Does the thought of having your teeth cleaned make your entire body tense with fear? Would you rather endure the agony of a toothache than step foot in a dentist’s office? You’re not alone. A lot of people are so phobic about going to the dentist that they prefer not to have any treatment.

For people who avoid dentists like the plague, sedation dentistry may take away some of their anxiety. Sedation can be used for everything from invasive procedures to a simple tooth cleaning. How it’s used depends on the severity of the fear.

At Valencia Dental Center, we provide minimal sedation for all procedures when requested or needed. We always want you to be relaxed and comfortable in our surroundings.

What Is Sedation Dentistry?

Sedation dentistry uses medication to help patients relax during dental procedures. It’s sometimes referred to as “sleep dentistry,” although that’s not entirely accurate. Patients are usually awake with the exception of those who are under general anesthesia.

The levels of sedation used include:

  • Minimal sedation using Nitrous Oxide — you are awake but relaxed.
  • Moderate sedation (formerly called “conscious sedation”) — you may slur your words when speaking and not remember much of the procedure.
  • Deep sedation — you are on the edge of consciousness but can still be awakened.
  • General anesthesia — you are completely unconscious.

Sedation Methods

Local Anesthesia

Local Anesthesia numbs a specific area. It is typically delivered by injection or topically, and lasts for up to three hours following treatment. This is the most common form of anesthesia.

Inhalation Anesthesia

Nitrous oxide, also known as laughing gas, is the agent typically used for inhalation anesthesia.
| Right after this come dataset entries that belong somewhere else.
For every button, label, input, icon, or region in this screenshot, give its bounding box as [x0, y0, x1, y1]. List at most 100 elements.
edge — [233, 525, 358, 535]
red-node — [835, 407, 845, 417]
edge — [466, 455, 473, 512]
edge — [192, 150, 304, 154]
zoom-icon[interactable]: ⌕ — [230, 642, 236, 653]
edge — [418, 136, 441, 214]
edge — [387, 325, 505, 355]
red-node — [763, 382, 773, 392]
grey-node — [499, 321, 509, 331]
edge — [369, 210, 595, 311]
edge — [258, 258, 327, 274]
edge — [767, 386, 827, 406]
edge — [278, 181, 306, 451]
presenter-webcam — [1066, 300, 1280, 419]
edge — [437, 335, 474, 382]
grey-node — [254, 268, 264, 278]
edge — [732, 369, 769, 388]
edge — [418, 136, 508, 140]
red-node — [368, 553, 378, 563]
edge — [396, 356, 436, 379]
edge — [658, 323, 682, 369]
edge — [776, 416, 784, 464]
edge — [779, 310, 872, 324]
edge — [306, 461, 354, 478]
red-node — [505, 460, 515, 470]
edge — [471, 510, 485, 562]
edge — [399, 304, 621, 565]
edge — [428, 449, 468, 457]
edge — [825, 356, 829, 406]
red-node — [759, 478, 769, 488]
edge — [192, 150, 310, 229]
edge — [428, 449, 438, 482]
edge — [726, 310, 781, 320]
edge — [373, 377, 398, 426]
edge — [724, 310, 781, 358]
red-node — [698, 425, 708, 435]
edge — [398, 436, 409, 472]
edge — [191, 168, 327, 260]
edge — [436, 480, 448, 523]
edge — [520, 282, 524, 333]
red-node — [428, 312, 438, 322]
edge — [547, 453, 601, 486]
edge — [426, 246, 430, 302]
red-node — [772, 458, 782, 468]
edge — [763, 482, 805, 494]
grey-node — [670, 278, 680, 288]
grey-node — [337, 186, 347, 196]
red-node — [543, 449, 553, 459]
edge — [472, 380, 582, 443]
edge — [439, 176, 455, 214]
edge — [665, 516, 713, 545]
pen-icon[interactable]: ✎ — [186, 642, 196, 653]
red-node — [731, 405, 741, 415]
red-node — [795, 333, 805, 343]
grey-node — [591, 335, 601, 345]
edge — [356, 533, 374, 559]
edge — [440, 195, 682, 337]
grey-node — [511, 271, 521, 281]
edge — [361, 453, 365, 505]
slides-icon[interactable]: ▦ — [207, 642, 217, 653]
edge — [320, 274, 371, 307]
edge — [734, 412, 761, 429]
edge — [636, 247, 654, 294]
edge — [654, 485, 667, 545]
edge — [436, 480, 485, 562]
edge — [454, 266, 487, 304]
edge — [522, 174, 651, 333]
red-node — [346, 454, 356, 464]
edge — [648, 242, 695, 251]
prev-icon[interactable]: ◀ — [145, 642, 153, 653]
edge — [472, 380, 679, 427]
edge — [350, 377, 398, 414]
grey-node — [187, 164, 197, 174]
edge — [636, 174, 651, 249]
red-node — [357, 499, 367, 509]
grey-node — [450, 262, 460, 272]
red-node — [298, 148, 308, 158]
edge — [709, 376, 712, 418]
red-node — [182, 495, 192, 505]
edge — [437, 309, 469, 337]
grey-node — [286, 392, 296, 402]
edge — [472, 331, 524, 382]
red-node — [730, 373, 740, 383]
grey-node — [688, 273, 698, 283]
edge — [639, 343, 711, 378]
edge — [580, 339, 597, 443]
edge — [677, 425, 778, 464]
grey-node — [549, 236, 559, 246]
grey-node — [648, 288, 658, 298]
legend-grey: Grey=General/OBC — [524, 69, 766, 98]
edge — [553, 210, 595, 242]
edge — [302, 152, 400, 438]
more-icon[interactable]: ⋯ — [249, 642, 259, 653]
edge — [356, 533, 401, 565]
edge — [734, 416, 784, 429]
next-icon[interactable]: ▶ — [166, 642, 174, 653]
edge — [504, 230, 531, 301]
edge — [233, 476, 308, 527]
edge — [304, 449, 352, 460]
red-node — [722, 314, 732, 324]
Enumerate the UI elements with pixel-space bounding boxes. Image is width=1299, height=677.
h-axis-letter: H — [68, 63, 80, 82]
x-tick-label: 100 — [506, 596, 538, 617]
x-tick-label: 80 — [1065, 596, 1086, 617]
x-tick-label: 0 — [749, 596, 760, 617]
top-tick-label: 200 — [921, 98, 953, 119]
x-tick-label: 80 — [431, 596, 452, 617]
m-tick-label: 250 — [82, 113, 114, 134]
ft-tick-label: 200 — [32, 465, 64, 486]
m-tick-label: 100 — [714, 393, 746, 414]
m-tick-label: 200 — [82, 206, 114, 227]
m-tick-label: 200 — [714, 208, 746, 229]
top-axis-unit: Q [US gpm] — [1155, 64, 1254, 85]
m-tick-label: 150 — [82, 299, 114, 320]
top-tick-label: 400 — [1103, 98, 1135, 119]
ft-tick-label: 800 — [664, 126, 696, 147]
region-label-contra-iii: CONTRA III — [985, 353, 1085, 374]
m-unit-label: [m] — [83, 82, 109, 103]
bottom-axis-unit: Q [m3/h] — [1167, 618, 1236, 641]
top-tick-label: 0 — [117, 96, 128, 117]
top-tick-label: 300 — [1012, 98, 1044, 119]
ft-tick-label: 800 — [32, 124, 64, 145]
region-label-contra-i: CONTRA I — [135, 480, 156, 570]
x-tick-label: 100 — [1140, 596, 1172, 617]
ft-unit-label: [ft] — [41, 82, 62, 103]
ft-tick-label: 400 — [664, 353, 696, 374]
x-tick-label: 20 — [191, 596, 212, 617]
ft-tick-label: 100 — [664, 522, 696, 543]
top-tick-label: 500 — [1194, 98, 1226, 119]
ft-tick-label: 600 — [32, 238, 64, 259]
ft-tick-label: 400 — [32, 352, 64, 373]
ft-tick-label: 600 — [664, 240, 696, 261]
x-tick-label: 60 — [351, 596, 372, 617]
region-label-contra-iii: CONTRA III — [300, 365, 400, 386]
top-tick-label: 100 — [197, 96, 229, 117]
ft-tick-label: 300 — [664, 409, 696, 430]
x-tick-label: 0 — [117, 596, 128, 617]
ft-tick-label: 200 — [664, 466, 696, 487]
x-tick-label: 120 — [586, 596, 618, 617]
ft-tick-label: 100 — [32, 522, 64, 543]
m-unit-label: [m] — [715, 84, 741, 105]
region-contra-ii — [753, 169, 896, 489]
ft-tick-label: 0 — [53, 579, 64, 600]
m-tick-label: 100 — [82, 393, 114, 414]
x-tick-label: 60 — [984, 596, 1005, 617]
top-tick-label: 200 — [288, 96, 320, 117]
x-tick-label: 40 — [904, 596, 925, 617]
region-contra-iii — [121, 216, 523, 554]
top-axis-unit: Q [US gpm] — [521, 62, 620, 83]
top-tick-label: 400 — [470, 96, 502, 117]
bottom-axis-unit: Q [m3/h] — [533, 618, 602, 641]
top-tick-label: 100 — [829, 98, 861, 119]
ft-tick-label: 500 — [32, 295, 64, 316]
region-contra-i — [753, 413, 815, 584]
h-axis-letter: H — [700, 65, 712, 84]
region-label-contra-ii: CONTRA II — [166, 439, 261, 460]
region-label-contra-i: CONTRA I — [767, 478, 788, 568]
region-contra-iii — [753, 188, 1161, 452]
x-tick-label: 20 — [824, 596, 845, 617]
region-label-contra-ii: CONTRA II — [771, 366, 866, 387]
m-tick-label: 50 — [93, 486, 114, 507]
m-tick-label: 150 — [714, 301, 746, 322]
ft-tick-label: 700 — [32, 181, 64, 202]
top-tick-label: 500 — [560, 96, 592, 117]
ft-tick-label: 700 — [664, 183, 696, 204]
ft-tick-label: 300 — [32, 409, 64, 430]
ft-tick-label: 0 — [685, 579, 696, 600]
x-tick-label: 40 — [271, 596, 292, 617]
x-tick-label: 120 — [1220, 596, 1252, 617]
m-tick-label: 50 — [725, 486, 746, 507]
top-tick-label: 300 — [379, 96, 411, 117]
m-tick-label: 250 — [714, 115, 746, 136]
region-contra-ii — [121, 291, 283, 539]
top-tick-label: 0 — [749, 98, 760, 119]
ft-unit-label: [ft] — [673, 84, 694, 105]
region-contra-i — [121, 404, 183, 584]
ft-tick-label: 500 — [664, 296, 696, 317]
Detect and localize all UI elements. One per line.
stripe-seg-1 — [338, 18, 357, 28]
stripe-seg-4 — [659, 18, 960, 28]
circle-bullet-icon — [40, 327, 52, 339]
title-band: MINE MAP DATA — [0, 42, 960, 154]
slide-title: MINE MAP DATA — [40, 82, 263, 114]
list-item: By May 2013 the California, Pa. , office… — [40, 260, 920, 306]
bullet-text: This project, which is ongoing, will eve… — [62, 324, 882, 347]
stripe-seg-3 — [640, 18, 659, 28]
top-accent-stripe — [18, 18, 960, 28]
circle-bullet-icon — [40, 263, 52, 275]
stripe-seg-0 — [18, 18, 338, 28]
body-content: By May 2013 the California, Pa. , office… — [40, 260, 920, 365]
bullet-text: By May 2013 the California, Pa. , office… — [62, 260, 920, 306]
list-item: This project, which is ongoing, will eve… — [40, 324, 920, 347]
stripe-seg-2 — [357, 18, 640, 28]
Combined with a local anesthesia, inhalation anesthesia enables patients to feel calm while experiencing little to no discomfort. The patient is able to respond and communicate during the procedure.

Oral Conscious Sedation By taking a benzodiazepine (such as Valium, Halcion, Xanax or Ativan) combined with a local anesthesia before treatment, patients feel significantly reduced anxiety and little to no discomfort. The expression “sleep dentistry” was coined a number of years ago for the practice of oral conscious sedation, but this term inaccurately suggests that patients are put to sleep through oral sedatives prior to treatment.

Intravenous Sedation

Intravenous (IV) sedation is another form of conscious sedation. Patients often have no recollection of the procedure and think that they have been asleep. The Dr. is able to communicate with a patient who consciously sedated intravenously. IV sedation is combined with a local anesthetic to block discomfort and maintain a feeling of relaxation.

General Anesthesia

In more complex surgeries, patients are put in a state of unconsciousness called general anesthesia. A combination of medications is used to induce unconsciousness, making a patient feel no pain during the procedure, and have no recollection of the operation. Another effect of general anesthesia is the relaxation of skeletal muscles. This is important for some operations.